Il n’est pas du tout indifférent ici de penser que ce sont des personnages de fiction qui suscite en nous un « intérêt » pour le moins, voire de l’admiration. Beatrix Kiddo, dans le film de Quentin Tarantino veut tuer Bill et cela donne lieu non seulement à des scènes de combat au sabre hallucinantes mais plus philosophiquement à une espèce de fatalité, à la vie d’un personnage qui certes connaîtra des ratés, des problèmes mais, en même temps se déploiera exactement comme la détente d’un ressort que l’on aurait préalablement comprimé.
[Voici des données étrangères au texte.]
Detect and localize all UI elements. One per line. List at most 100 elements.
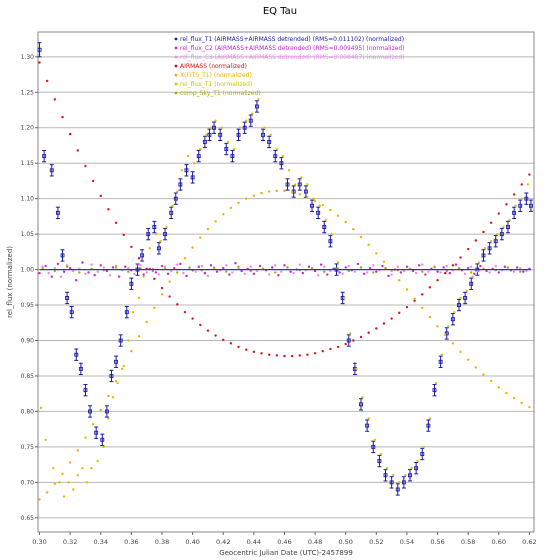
- data-point: [122, 233, 125, 237]
- data-point: [243, 272, 246, 276]
- data-point: [383, 473, 388, 478]
- data-point: [489, 221, 493, 224]
- y-tick-label: 0.85: [21, 373, 35, 380]
- data-point: [267, 190, 271, 193]
- data-point: [275, 354, 279, 357]
- x-tick-label: 0.38: [155, 538, 169, 546]
- data-point: [316, 274, 320, 277]
- data-point: [55, 210, 60, 215]
- data-point: [41, 266, 44, 270]
- data-point: [44, 438, 47, 442]
- x-tick-label: 0.34: [94, 538, 108, 546]
- data-point: [199, 236, 202, 239]
- data-point: [405, 288, 409, 291]
- data-point: [131, 310, 135, 314]
- data-point: [494, 264, 497, 268]
- data-point: [163, 265, 167, 268]
- y-tick-label: 0.65: [21, 515, 35, 522]
- data-point: [287, 169, 291, 172]
- data-point: [528, 405, 531, 409]
- data-point: [519, 270, 522, 273]
- data-point: [102, 445, 106, 449]
- data-point: [411, 269, 415, 273]
- data-point: [489, 379, 493, 383]
- series-5: [39, 98, 530, 498]
- data-point: [72, 269, 75, 273]
- data-point: [127, 270, 130, 273]
- data-point: [289, 270, 292, 273]
- data-point: [117, 275, 121, 278]
- data-point: [448, 271, 452, 275]
- data-point: [249, 269, 252, 273]
- data-point: [459, 350, 462, 354]
- data-point: [194, 270, 197, 273]
- plot-frame: [37, 31, 535, 533]
- x-tick-label: 0.50: [338, 538, 352, 546]
- data-point: [200, 264, 204, 268]
- data-point: [133, 272, 136, 276]
- data-point: [279, 161, 284, 166]
- data-point: [518, 203, 523, 208]
- data-point: [356, 262, 360, 266]
- data-point: [476, 269, 479, 273]
- data-point: [359, 235, 363, 239]
- data-point: [298, 193, 301, 196]
- data-point: [220, 126, 223, 129]
- data-point: [336, 261, 340, 264]
- data-point: [188, 266, 191, 269]
- data-point: [323, 270, 326, 273]
- data-point: [390, 317, 393, 320]
- data-point: [160, 293, 164, 296]
- data-point: [191, 317, 194, 320]
- data-point: [440, 353, 444, 356]
- data-point: [228, 273, 231, 276]
- y-tick-label: 1.20: [21, 125, 35, 132]
- x-axis-label: Geocentric Julian Date (UTC)-2457899: [219, 549, 353, 557]
- data-point: [497, 386, 500, 389]
- data-point: [62, 495, 66, 498]
- data-point: [422, 445, 425, 449]
- data-point: [145, 320, 148, 324]
- data-point: [450, 317, 455, 322]
- data-point: [479, 264, 482, 268]
- data-point: [47, 271, 50, 275]
- data-point: [338, 271, 341, 274]
- data-point: [442, 266, 445, 269]
- data-point: [151, 269, 155, 273]
- data-point: [72, 488, 75, 491]
- data-point: [329, 269, 332, 273]
- data-point: [526, 183, 530, 186]
- data-point: [405, 305, 409, 309]
- data-point: [377, 459, 382, 464]
- data-point: [53, 269, 57, 273]
- data-point: [520, 183, 523, 186]
- data-point: [365, 423, 370, 428]
- data-point: [275, 147, 279, 151]
- data-point: [206, 329, 210, 332]
- x-tick-label: 0.36: [124, 538, 138, 546]
- data-point: [260, 191, 263, 195]
- data-point: [69, 310, 74, 315]
- data-point: [463, 272, 467, 276]
- data-point: [347, 264, 350, 268]
- data-point: [96, 459, 99, 463]
- data-point: [154, 232, 158, 236]
- data-point: [439, 271, 442, 274]
- data-point: [520, 197, 523, 200]
- data-point: [487, 246, 492, 251]
- data-point: [234, 262, 237, 265]
- data-point: [426, 423, 431, 428]
- data-point: [258, 264, 262, 268]
- data-point: [330, 232, 334, 236]
- data-point: [451, 264, 455, 267]
- data-point: [307, 265, 311, 268]
- data-point: [324, 218, 328, 222]
- data-point: [68, 132, 72, 136]
- data-point: [183, 310, 187, 314]
- data-point: [365, 271, 369, 274]
- data-point: [173, 196, 178, 201]
- data-point: [290, 191, 294, 194]
- data-point: [515, 266, 519, 269]
- data-point: [389, 480, 394, 485]
- data-point: [153, 306, 156, 310]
En un sens le scénario entier de ces deux films tient dans ces deux mots: « Kill Bill ».
Ce n’est pas seulement que ces héroïnes et ces héros décident de plus laisser quelque chose qu’on leur a fait mais c’est surtout que dans l’ouvrage de cette « réparation » qui n’en est pas une, ils semblent se conquérir un nom, une identité, un style de vie, une compétence, une violence, un « mode d’emploi » de la vie, tout simplement parce qu’ils savent quoi en faire: kill Bill (il se trouve en plus que Bill veut dire facture en anglais).
Mais pourquoi nous laissons nous favorablement impressionner par ce comportement là, par cette démarche qui consiste à se faire un nom dans une sorte « d’arrêt sur image », de pause, de fixation sur un instant de malheur auquel on va répondre par du malheur? Comment pouvons nous concevoir comme des modèles, comme des attitudes parfaites irréprochables voire imitables des personnages masqués qui prennent prétexte d’un malheur arrivé dans leur vie pour se fermer à toute nouveauté, à toute nouvelle relation, à toute acceptation du caractère aléatoire et finalement aventureux du présent.
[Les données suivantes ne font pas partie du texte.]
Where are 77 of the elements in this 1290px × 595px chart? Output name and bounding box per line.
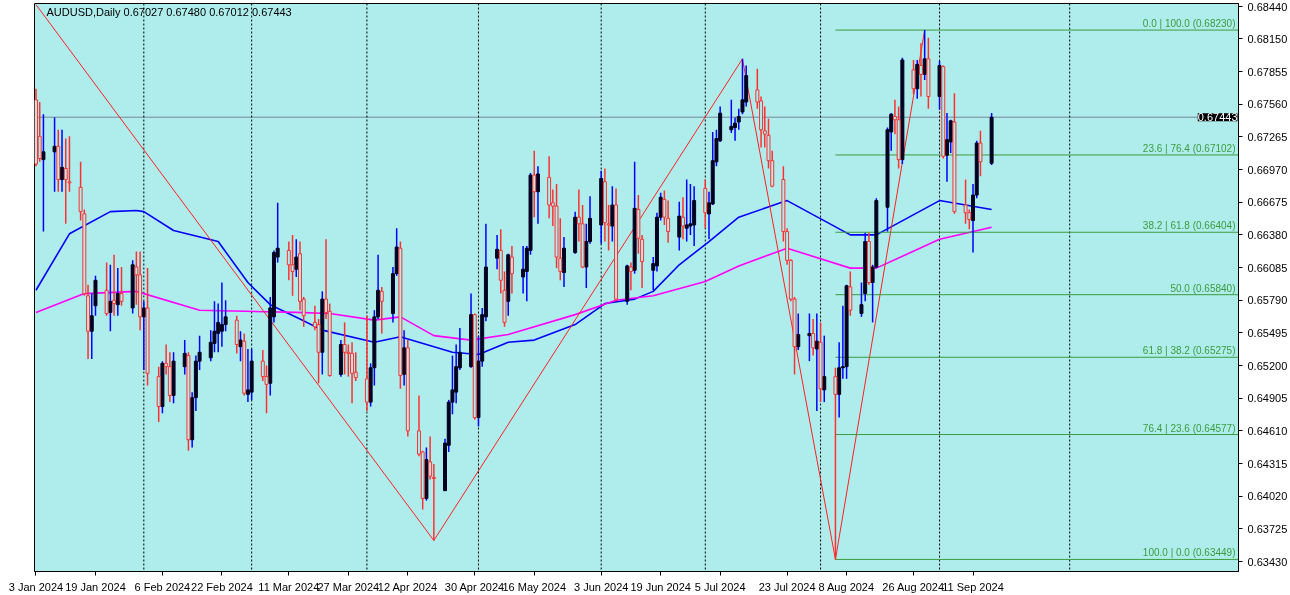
candlestick [610, 185, 615, 243]
candlestick [963, 178, 968, 225]
x-tick-label: 30 Apr 2024 [444, 580, 505, 593]
y-tick-label: 0.66380 [1247, 228, 1288, 241]
x-tick-label: 19 Jun 2024 [630, 580, 691, 593]
x-tick-label: 16 May 2024 [502, 580, 567, 593]
candlestick [364, 314, 369, 412]
candlestick [911, 59, 916, 96]
candlestick [219, 281, 224, 348]
y-tick-label: 0.65790 [1247, 294, 1288, 307]
y-tick-label: 0.65200 [1247, 359, 1288, 372]
y-tick-label: 0.65495 [1247, 326, 1288, 339]
annotation: 100.0 | 0.0 (0.63449) [1142, 547, 1236, 559]
annotation: 50.0 (0.65840) [1170, 282, 1236, 294]
chart-title: AUDUSD,Daily 0.67027 0.67480 0.67012 0.67443 [46, 5, 292, 18]
annotation: 61.8 | 38.2 (0.65275) [1142, 345, 1236, 357]
candlestick [535, 165, 540, 225]
candlestick [944, 112, 949, 183]
y-tick-label: 0.64905 [1247, 392, 1288, 405]
x-tick-label: 3 Jun 2024 [573, 580, 629, 593]
candlestick [833, 367, 838, 561]
x-tick-label: 19 Jan 2024 [65, 580, 126, 593]
x-tick-label: 5 Jul 2024 [694, 580, 746, 593]
y-tick-label: 0.67560 [1247, 98, 1288, 111]
x-tick-label: 11 Mar 2024 [258, 580, 320, 593]
candlestick [495, 234, 500, 270]
annotation: 23.6 | 76.4 (0.67102) [1142, 142, 1236, 154]
line-series [35, 226, 993, 341]
x-tick-label: 11 Sep 2024 [942, 580, 1004, 593]
candlestick [63, 137, 68, 225]
candlestick [978, 130, 983, 177]
candlestick [509, 245, 514, 295]
candlestick [104, 261, 109, 317]
candlestick [811, 318, 816, 357]
candlestick [52, 116, 57, 193]
candlestick [245, 348, 250, 403]
y-tick-label: 0.67855 [1247, 65, 1288, 78]
line-series [35, 4, 926, 560]
y-tick-label: 0.68440 [1247, 0, 1288, 13]
annotation: 76.4 | 23.6 (0.64577) [1142, 422, 1236, 434]
y-tick-label: 0.66970 [1247, 163, 1288, 176]
candlestick [680, 196, 685, 241]
x-tick-label: 23 Jul 2024 [758, 580, 816, 593]
candlestick [628, 261, 633, 292]
x-tick-label: 26 Aug 2024 [882, 580, 945, 593]
y-tick-label: 0.68150 [1247, 32, 1288, 45]
annotation: 38.2 | 61.8 (0.66404) [1142, 220, 1236, 232]
annotation: 0.0 | 100.0 (0.68230) [1142, 18, 1236, 30]
candlestick [37, 101, 42, 163]
candlestick [119, 266, 124, 307]
candlestick [848, 270, 853, 317]
x-tick-label: 22 Feb 2024 [191, 580, 253, 593]
candlestick [684, 178, 689, 243]
x-tick-label: 27 Mar 2024 [317, 580, 380, 593]
y-tick-label: 0.64315 [1247, 457, 1288, 470]
candlestick [41, 113, 46, 233]
x-tick-label: 12 Apr 2024 [377, 580, 438, 593]
y-tick-label: 0.64610 [1247, 424, 1288, 437]
x-tick-label: 8 Aug 2024 [818, 580, 875, 593]
candlestick [350, 341, 355, 404]
candlestick [677, 200, 682, 252]
y-tick-label: 0.63725 [1247, 522, 1288, 535]
y-tick-label: 0.67265 [1247, 130, 1288, 143]
x-tick-label: 3 Jan 2024 [8, 580, 64, 593]
x-tick-label: 6 Feb 2024 [134, 580, 191, 593]
y-tick-label: 0.64020 [1247, 490, 1288, 503]
candlestick [807, 312, 812, 362]
y-tick-label: 0.63430 [1247, 555, 1288, 568]
candlestick [294, 238, 299, 278]
ref-line-label: 0.67443 [1197, 111, 1238, 124]
candlestick [532, 150, 537, 218]
candlestick [60, 128, 64, 193]
y-tick-label: 0.66085 [1247, 261, 1288, 274]
candlestick [290, 234, 295, 297]
candlestick [379, 286, 384, 335]
y-tick-label: 0.66675 [1247, 196, 1288, 209]
candlestick [238, 330, 243, 362]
Cela pose une vraie question: où est l’aventure en fait? Dans notre capacité à nous fixer sur une identité close, gainée dans son armure anti-balles, dans ses repères identitaires légendaires: le S de superman ou le logo de la Chauve Souris ou bien au contraire dans notre aptitude à dépasser le passé et à s’ouvrir aux aléas du présent à sa contingence, à la nécessité d’y devenir cet autre que celui que l’on vient juste de cesser d’être?
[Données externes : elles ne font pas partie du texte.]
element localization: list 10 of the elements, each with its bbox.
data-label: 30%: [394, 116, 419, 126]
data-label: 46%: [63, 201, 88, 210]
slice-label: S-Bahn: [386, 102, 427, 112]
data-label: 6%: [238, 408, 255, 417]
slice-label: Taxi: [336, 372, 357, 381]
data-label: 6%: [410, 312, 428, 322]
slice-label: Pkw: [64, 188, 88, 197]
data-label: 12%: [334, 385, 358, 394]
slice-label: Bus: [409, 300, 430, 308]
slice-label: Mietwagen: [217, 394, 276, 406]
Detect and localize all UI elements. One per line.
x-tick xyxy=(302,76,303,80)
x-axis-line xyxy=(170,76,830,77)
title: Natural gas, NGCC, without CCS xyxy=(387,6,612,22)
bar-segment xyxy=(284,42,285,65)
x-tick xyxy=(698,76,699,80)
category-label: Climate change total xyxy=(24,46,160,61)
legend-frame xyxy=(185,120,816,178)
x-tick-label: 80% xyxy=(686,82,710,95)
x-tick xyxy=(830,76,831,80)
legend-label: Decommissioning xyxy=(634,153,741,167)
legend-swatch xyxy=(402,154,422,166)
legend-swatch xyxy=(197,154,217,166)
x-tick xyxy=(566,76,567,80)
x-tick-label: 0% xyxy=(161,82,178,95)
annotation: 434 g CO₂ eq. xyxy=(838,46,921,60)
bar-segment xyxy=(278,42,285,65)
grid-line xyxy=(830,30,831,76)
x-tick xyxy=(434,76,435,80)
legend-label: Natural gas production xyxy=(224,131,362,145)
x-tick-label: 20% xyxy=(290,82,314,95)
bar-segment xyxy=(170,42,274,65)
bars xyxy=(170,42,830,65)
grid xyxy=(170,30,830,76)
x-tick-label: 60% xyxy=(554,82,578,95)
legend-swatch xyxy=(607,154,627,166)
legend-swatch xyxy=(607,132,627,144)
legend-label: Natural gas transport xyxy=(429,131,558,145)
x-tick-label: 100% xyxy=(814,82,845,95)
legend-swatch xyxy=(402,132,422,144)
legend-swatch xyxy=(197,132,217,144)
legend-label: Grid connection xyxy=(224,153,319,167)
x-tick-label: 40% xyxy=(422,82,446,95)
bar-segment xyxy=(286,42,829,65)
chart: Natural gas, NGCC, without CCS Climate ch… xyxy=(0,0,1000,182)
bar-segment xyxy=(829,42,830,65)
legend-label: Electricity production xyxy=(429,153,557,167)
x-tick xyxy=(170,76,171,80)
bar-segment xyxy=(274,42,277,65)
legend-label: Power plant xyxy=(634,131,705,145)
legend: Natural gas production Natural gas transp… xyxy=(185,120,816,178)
Il existe pour le moins deux films dont l’intelligence de scénario creuse beaucoup plus que la plupart des autres traitant de la vengeance le rapport au temps, à l’identité, à la liberté.
Il s’agit de Seven de David Fincher et de Memento de Christopher Nolan.
Attention SPOILER - Dans « Seven » la scène la plus caractéristique de cette réflexion sur la liberté est la dernière: David Mills tient en joug le criminel en série baptisé « John Doe » (mais son vrai nom reste inconnu) alors que celui-ci s’est débrouillé pour que lui parvienne un paquet dans lequel se trouve la tête de la femme du détective. L’intégralité de ce film consiste dans le développement parfait et finalement sans accrocs du tueur qui, aussi bien dans ses crimes que dans ses prévisions, ne laisse pas la moindre prise aux aléas, au hasard. La dernière pièce de son puzzle est celle-ci: l’orchestration de sa propre mort par un policier qui cède à une colère, laquelle peut être considérée comme légitime mais certainement pas légale. Jusqu’où peut-on aller dans l’affirmation de ce que l’état de droit prévaut sur le sentiment?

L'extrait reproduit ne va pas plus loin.